Isolés de tous et en même temps si proches des personnes qui l’entourent, cette famille monoparentale se retrouve oppressée dans son quotidien et ne peut trouver du réconfort. Elle se détache petit à petit de ses proches : délaissant tour à tour son voisinage et sa famille, se renfermant sur elle au risque de laisser le Babadook se rapprocher d’elle. La solitude faisant naitre de noires idées, Amélia tourmentée et s’approchant de plus en plus de la dépression, favorisera la matérialisation de ses tourments par ce démon.

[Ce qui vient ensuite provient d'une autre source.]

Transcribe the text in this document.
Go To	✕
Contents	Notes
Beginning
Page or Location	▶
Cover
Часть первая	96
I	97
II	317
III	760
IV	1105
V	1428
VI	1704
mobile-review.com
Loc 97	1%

Je tiens à signifier que comme dans tout film d’horreur la sensation de chaque spectateur à être happé par l’histoire et l’ambiance qui s’en dégage conditionnera la sensibilité et l’appréciation du public au film. Et en effet ici l’absence de jump-scare (qui déplaira à une catégorie de spectateurs) permet de rendre une ambiance nauséabonde, glaçante qui entraine le spectateur à se morfondre dans les tréfonds de son siège. La noirceur de chaque pièce de l’habitat, du quartier et plus généralement de chaque endroit où les deux personnages principaux déambulent insufflent au film une atmosphère qui favorise la montée en puissance du Babadook. ; figure de contes à travers ses (trop discrètes) apparitions, il fait resurgir les peurs liées à l’enfance et qui s’avère être des plus désagréables (peur du noir, peur de ne plus être aimé par ceux que l’on chérit). Il est l’incarnation des envies de meurtre d’Amelia envers Samuel. De fugaces clins d’œil (coup de téléphone glauque à son irruption derrière la voisine lovée dans son fauteuil) permettent de maintenir cette tension. Le fait que le Babadook apparaisse derrière la personne âgée, qui prend soin de cette famille nucléaire dont la fission a commencé depuis la mort du père, met en exergue la volonté de cette créature à parvenir à ses fins quitte à s’en prendre aux plus faibles ; par analogie on peut en déduire qu’il s’en prendra même au garçon.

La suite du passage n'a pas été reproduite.